Opinión

Pederastas, protegidos por el Código de Procedimiento Penal

27 de agosto de 2020, 5:00 AM
27 de agosto de 2020, 5:00 AM

Durante años, la lucha por visibilizar la violencia sexual, física y psicológica que sufren adolescentes menores de 18 años, que ingresan al mercado de la “prostitución disfrazada de enamoramiento” para favorecer a sus padres, cuando por unos pesos “venden” a sus hijas adolescentes a viejos que son pederastas, se ha quedado sólo como mandato de la Constitución que de manera textual prohíbe y sanciona toda forma de violencia contra las niñas, niños y adolescentes (artículo 61.I de la CPE).

A los adultos que sienten una atracción sexual por niños, niñas y adolescentes y que desemboca en un abuso sexual, se les suele calificar de pederastas; estos existen desde que la humanidad ha permitido “cosificar no solo a las mujeres, sino a las niñas, niños y adolescentes”, y esto es una conducta de hombres que se creen que tienen poder y que pueden comprar a menores de edad para que a nombre “de amor”, “de enamoramiento” , de “consentimiento” se den relaciones sexuales delictivas que a lo largo provoca graves repercusiones en el desarrollo psicológico, social y sexual de la víctima.

Ante esta realidad, es que los constituyentes definimos que los derechos de las niñas, niños y adolescentes gozan de preeminencia, especial protección y atención, siendo esta exigencia de corresponsabilidad del Estado en todos los órganos del poder público, con la familia y la sociedad (artículo 60 de la CPE) para que no sufran violencia de ningún tipo, y menos aún de violencia sexual.

 Pero pese que el estupro, entre otros, es el delito de abuso sexual que comete el pederasta “con guantes blancos” usando la seducción, el engaño para tener acceso carnal con personas de uno y otro sexo mayor de 14 años y menor de 18 años (artículo 309 del CP), los Asambleístas Plurinacionales no gravaron su sanción (6 años pena máxima de privación de libertad), más al contrario mantienen que es un delito que debe ser denunciado por la víctima o sus familiares (artículo 19 del CPP) Y ello se explica porque más de dos tercios de las asambleistas no cumplieron el mandato constitucional, que el Estado por el interés superior de los adolescentes mayores de 14 años y menores de 18 años, deben protegerlos, atenderlos y defenderlos, más aún, cuando son víctimas de un pederasta cuya diferencia de edad es de más de 45 años, como las denuncias que se están realizando contra Juan Evo Morales quien presumiblemente cometió el delito de estupro con el consentimiento de los padres de las adolescentes.
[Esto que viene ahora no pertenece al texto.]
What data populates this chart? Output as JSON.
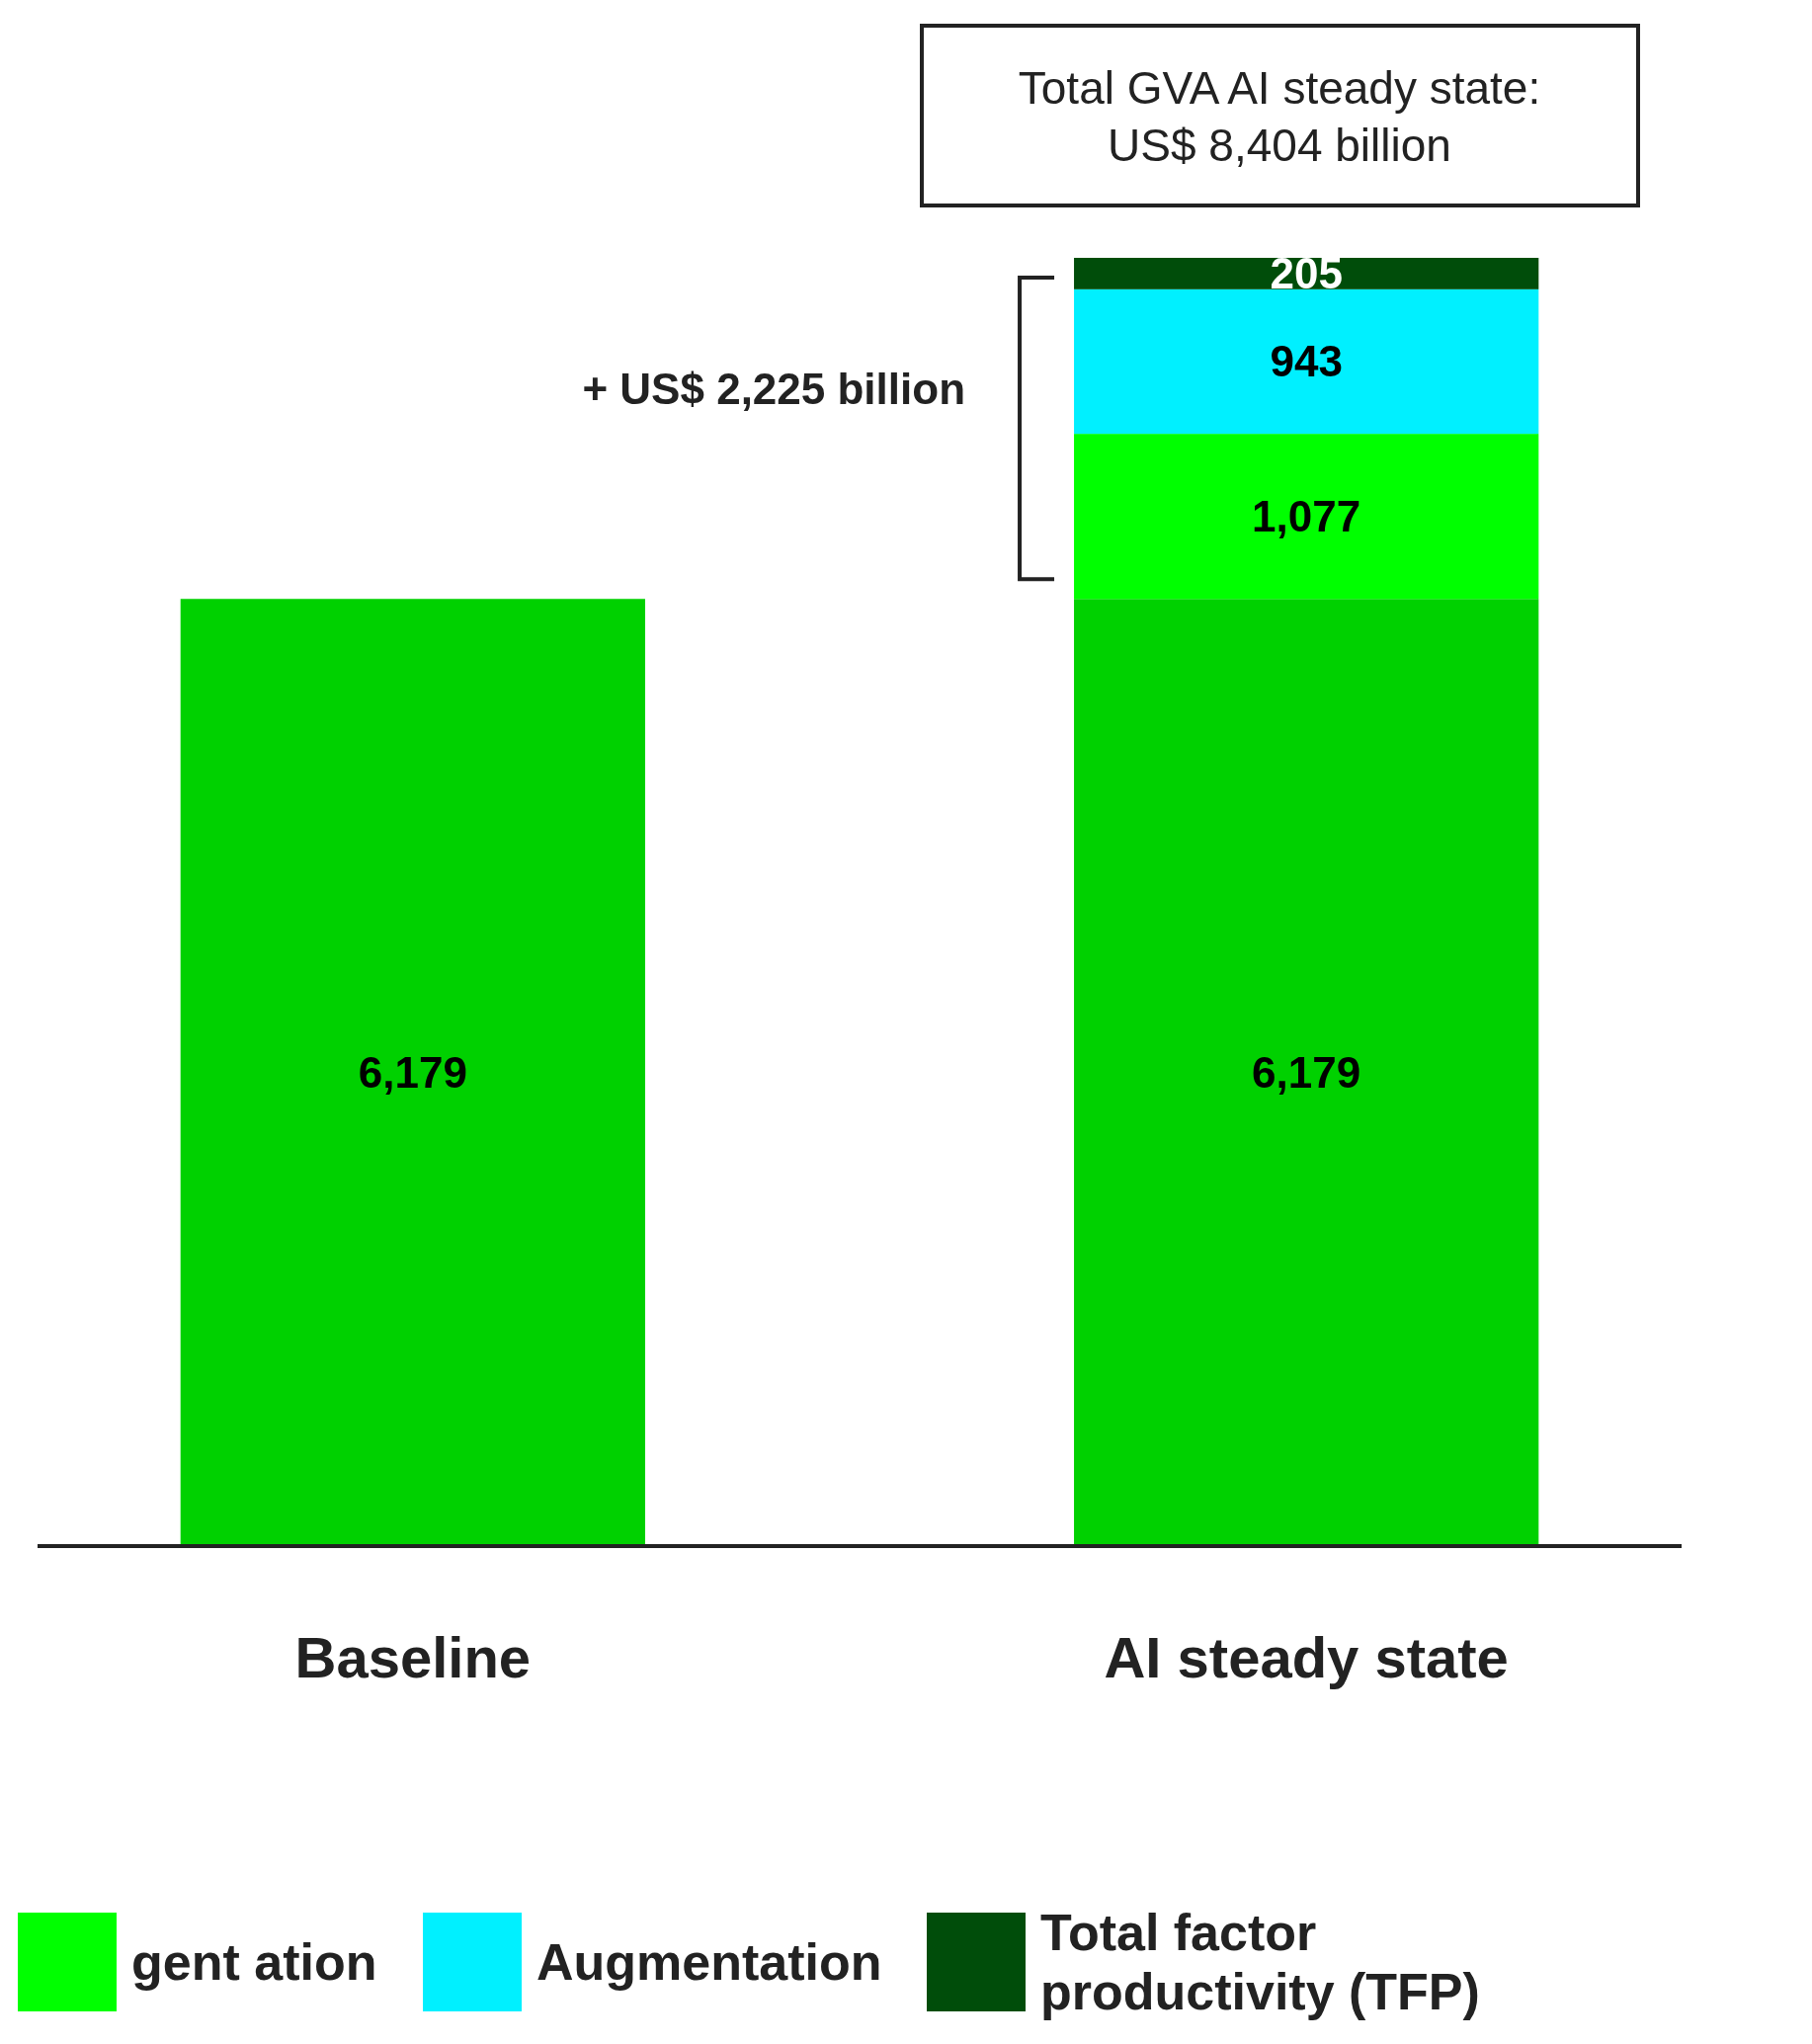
{
  "chart_data": {
    "type": "bar",
    "stacked": true,
    "categories": [
      "Baseline",
      "AI steady state"
    ],
    "series": [
      {
        "color": "#00d100",
        "values": [
          6179,
          6179
        ],
        "value_labels": [
          "6,179",
          "6,179"
        ]
      },
      {
        "name": "gent ation",
        "color": "#00ff00",
        "values": [
          null,
          1077
        ],
        "value_labels": [
          null,
          "1,077"
        ]
      },
      {
        "name": "Augmentation",
        "color": "#00f0ff",
        "values": [
          null,
          943
        ],
        "value_labels": [
          null,
          "943"
        ]
      },
      {
        "name": "Total factor productivity (TFP)",
        "color": "#004d0a",
        "values": [
          null,
          205
        ],
        "value_labels": [
          null,
          "205"
        ]
      }
    ],
    "legend": "bottom",
    "annotations": [
      "Total GVA AI steady state:\nUS$ 8,404 billion",
      "+ US$ 2,225 billion"
    ]
  }
}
De manera que la Asamblea Legislativa Plurinacional al no modificar que el delito de estupro no sea a instancia de parte, pese a que viola la integridad física, sexual y psicológica de menores de edad y debería ser perseguida de oficio, no cumplieron el deber como órgano del poder público del Estado, de priorizar el interés superior de los adolescentes -pese a las muchas modificaciones del Código Penal-, porque estaban priorizando el interés superior de su jefe Juan Evo Morales quien cínicamente dijo a los medios de prensa que sostuvo relaciones con una menor de 17 años: “evidentemente a la Gabriela Zapata le conocí en 2005, era mi pareja, el 2007 tuvimos un bebé ....” y que “cuando deje de ser Presidente, iré a mi chaco con una quinceañera”.